Desktops and laptops now, workstations soon

Updated The vPro line of Core chips for business-class desktop PCs launched today, and Intel is working on extending vPro to upcoming laptops and workstations, too.

The vPro iterations of Intel's Core family of processors have extra goodies that businesses will pay a premium for, such as enhanced security features. Intel also hopes that PC makers will adopt vPro versions of its chips to create a common platform on which selected software can be certified to run more easily, such as last year's introduction of the bare-metal XenClient hypervisor created by Citrix Systems, which is only available on vPro machines that have Intel's VT-x virtualization electronics baked in.

The new chips, technically known as the 2nd Generation Intel Core vPro processor family, are variants of the "Sandy Bridge" Core processors that Intel debuted at the Consumer Electronics Show in Las Vegas in early January to kick the new year off.

These Sandy Bridge laptop and desktop chips, which among other things include integrated Intel HD graphics as well as Advanced Vector Extensions (AVX) number-crunching and TurboBoost 2.0 clock scaling, are the ones that were affected by a SATA port bug in the "Cougar Point" chipset, which Intel has subsequently redesigned and re-shipped. The secret sauce that makes a vPro Core chip different from a regular Core chip is woven into both the processor and chipset and activated - for a premium of course - by Intel.

The Intel announcement doesn't actually talk about what vPro 2nd Gen Core chips were announced today, but El Reg has sussed it out. Take a look at this monster vPro desktop processor table on the Intel site. In this table, the first Core i7 desktop processor, the i7-2600, is one of the vPro Sandy Bridge chips. So are the first three in the Core i5 desktop processor family, the i5-2500, i5-2400S, and the i5-2400. So that is four new vPro-capable chips for desktops.

The bottom of the Intel announcement compares the performance of an i5-2520M to an old Core 2 Duo T2750 chip, but the vPro table has not been updated to show that the i5-2520M is vPro enabled or to show any other mobile chips in the Sandy Bridge family being vPro, either. After this story went to press, Intel UK got back to us and helpfully provided this link, which shows the feeds and speeds of the 2nd Generation Core chips, showing which ones support vPro and which ones don't.

With the new vPro Core chips and related chipsets, Intel is cooking in a few more technologies that were not available in prior vPro setups. This includes the Anti-Theft Technology 3.0 "poison pill" and GPS capability, which enforces data encryption software authentication when a PC comes back from a nap and isn't where an end user expects it to be.

With AT 2.0, which was in prior vPro chips, system admins could send a poison pill over an Internet-connected notebook or desktop if it was stolen; once the thief logs onto the Internet, the machine is disabled. With AT 3.0, now that kill command can be sent as an SMS message over an encrypted 3G cell phone network.
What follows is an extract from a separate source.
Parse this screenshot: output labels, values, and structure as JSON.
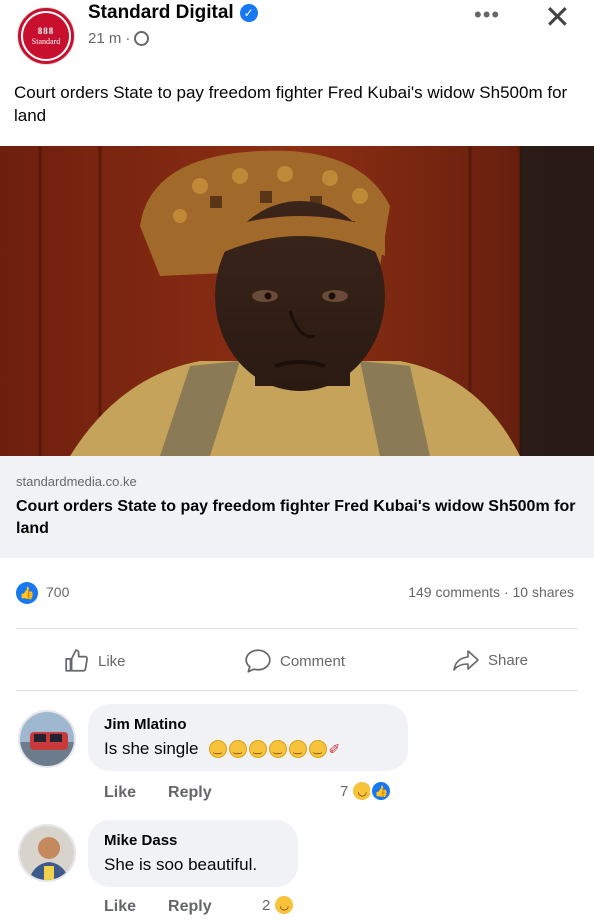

Once a machine is retrieved, it can be reanimated with a similar SMS message. The GPS feature allows for admins to see where a missing PC is based on signals from the cell network. (This is not satellite-based GPS.)

The AT 3.0 feature that is part of the new vPro chips can also force a machine that has been stolen to require an encryption login rather than the normal user name and password. The chips also have a little something called Identity Protection Technology, which aims to cut down on phishing attacks on corporate end users who pay the vPro premium.

With the IPT features, the vPro box generates a six-digit numerical password that is used in conjunction with passwords to harden two-factor authentication to access the machine. (You can find out more about IPT here.) All Sandy Bridge Core chips, vPro or not, have the IPT feature.